The reconstructed Globe Theatre, London: The 'holy grail' for Shakespeare aficionados
This evening I am posting information on a building the 16th century original of which played a key role in the development of the English language insofar as many of William Shakespeare’s plays were written with the particular auditorium and audience in mind. The Shakespeare plays first performed there are:
- Julius Caesar (1599)
- As You Like It
- Measure for Measure
- King Lear
- Antony and Cleopatra
The original location for the theatre group (The King’s Men), of which Shakespeare was a member, was Shoreditch, on the north bank of the River Thames. However, a dispute over renewal of the lease triggered a re-location of the theatre group during late 1598 when a new theatre, the Globe was constructed at Bankside, on the south bank of the Thames close to the location of the current Globe. Shakespeare was one of four actors who bought a share in the Globe.
The original Globe theatre flourished from 1599 until 1613 when it was consumed by fire. After a rebuild the theatre continued until 1642 when it was closed by England’s Puritan administration and finally demolished in 1644.
The reconstructed Globe Theatre was the brainchild of American, Sam Wanamaker. The project was twenty-three years in gestation and finally opened in 1997.
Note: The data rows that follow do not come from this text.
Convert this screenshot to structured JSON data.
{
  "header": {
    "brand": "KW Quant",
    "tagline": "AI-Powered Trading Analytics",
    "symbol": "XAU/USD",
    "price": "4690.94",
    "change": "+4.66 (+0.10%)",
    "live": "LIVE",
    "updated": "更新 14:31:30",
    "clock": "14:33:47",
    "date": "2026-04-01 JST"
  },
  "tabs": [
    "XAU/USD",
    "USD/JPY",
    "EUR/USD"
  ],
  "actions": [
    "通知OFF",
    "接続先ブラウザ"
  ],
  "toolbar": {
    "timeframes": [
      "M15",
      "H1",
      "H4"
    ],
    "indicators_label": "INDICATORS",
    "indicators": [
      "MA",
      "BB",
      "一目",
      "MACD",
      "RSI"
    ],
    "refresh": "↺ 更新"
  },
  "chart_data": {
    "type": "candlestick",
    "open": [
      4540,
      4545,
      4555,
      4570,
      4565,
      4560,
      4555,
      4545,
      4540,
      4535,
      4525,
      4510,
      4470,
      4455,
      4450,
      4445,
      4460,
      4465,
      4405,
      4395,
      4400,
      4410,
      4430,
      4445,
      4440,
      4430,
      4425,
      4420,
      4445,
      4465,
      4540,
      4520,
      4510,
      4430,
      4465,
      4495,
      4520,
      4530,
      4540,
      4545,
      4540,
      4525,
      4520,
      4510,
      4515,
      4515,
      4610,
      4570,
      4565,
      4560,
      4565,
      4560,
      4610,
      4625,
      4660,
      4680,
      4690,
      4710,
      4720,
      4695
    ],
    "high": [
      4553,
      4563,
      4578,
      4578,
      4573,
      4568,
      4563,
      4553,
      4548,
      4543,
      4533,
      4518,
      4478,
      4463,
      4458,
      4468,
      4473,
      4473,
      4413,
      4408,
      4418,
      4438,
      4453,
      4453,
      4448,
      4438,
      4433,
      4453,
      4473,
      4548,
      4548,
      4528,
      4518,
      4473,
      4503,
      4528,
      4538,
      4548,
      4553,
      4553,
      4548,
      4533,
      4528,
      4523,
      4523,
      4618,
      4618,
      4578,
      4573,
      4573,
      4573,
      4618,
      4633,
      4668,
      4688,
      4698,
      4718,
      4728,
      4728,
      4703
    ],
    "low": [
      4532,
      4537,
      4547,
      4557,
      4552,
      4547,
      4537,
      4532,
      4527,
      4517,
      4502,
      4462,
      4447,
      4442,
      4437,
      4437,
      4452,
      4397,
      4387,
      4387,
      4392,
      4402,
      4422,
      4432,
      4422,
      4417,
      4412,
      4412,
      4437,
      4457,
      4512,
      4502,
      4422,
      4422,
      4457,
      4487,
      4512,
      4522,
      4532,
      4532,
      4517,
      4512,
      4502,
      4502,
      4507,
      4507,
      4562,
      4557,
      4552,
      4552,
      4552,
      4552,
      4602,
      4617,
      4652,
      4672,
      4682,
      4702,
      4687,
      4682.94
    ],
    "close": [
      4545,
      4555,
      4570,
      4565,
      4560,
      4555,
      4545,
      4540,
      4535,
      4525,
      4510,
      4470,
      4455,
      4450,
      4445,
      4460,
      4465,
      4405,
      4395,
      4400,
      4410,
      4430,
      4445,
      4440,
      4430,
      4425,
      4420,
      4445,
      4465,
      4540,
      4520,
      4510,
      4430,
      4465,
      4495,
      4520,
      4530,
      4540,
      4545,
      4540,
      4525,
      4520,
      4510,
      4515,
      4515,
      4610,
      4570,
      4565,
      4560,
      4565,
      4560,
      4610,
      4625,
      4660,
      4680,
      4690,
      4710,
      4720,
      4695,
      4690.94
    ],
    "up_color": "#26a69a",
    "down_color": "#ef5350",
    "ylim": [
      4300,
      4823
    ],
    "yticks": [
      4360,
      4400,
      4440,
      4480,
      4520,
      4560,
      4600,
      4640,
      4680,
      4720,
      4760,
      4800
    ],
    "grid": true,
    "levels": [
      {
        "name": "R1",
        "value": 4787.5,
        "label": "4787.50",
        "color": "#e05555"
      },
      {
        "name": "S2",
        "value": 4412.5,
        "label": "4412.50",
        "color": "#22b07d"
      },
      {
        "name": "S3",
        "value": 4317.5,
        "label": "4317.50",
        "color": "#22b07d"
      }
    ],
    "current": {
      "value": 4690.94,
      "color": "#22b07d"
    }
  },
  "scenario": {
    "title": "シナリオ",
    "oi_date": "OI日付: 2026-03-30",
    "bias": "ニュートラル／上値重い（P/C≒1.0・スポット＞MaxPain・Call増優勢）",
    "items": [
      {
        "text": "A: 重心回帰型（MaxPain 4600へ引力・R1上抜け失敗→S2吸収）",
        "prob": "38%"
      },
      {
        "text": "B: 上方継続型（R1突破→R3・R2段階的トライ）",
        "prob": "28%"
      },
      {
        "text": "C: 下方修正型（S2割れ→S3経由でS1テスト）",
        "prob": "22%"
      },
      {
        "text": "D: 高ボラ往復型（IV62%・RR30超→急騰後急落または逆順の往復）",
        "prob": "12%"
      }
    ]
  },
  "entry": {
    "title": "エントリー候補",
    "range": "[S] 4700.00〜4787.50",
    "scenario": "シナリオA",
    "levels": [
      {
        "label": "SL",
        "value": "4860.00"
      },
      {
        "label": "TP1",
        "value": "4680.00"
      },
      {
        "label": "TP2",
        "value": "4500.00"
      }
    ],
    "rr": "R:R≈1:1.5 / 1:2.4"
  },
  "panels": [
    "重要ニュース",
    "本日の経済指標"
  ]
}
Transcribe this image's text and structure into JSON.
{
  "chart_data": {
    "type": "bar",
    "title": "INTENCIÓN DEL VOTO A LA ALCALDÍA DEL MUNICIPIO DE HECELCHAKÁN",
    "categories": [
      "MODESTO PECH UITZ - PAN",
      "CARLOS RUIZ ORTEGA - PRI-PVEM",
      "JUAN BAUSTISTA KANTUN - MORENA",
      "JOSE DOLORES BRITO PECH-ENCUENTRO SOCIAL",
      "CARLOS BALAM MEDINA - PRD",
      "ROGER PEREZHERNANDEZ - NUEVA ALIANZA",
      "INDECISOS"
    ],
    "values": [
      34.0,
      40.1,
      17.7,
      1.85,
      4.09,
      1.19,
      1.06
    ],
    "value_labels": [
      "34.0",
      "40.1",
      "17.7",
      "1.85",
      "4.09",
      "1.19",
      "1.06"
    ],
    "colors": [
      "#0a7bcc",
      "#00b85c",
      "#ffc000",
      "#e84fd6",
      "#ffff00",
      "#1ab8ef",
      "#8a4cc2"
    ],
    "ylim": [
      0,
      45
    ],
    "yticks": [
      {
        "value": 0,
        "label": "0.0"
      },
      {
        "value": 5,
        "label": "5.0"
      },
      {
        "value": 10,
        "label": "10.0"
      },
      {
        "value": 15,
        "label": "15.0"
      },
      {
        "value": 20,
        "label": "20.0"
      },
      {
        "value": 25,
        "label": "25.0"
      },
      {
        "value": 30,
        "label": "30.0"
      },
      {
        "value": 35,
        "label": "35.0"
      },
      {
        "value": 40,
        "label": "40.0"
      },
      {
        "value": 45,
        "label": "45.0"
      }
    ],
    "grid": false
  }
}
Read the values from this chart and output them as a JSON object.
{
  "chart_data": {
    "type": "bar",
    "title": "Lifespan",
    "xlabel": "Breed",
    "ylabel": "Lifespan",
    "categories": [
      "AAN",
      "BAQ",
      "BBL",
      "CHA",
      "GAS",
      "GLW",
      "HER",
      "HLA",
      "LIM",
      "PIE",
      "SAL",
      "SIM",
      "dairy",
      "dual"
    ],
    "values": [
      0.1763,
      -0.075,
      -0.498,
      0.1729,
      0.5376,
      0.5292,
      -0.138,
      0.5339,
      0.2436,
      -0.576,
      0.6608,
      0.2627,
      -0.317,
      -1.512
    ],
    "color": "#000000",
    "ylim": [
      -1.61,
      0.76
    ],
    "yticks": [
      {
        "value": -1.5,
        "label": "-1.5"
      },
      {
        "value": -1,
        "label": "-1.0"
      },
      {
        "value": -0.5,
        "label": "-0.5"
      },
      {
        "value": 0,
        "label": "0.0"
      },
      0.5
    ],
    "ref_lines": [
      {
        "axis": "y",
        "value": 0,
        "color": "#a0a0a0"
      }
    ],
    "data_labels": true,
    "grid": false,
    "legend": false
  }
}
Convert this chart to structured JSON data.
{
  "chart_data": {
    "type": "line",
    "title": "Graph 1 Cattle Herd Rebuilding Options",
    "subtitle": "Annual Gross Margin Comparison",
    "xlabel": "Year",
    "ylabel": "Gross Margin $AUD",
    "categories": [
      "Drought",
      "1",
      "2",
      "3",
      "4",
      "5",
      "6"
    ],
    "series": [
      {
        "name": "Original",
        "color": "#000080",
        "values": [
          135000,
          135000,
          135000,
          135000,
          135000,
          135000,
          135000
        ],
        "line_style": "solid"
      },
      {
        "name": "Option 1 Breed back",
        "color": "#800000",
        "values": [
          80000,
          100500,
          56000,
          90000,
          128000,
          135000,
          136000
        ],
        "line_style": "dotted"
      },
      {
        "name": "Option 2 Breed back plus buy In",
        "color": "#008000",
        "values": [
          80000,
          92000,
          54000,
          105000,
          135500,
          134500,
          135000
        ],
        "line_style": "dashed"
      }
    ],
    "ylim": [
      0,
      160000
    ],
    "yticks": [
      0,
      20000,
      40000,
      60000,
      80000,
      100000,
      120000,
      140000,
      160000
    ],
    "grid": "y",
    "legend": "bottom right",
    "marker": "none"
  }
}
The new Globe Theatre was modeled, on the original with information obtained from a mix of archaeology and documentary research, as no plans have survived. Building techniques followed, as closely as possible, those used in the 16th century although the actual stage is the most conjectural aspect of the reconstruction.
The centre of the building is, like the original, open to the elements. By this means maximum use is made of natural light.
During the course of a year various Shakespeare and other plays are performed at the Globe.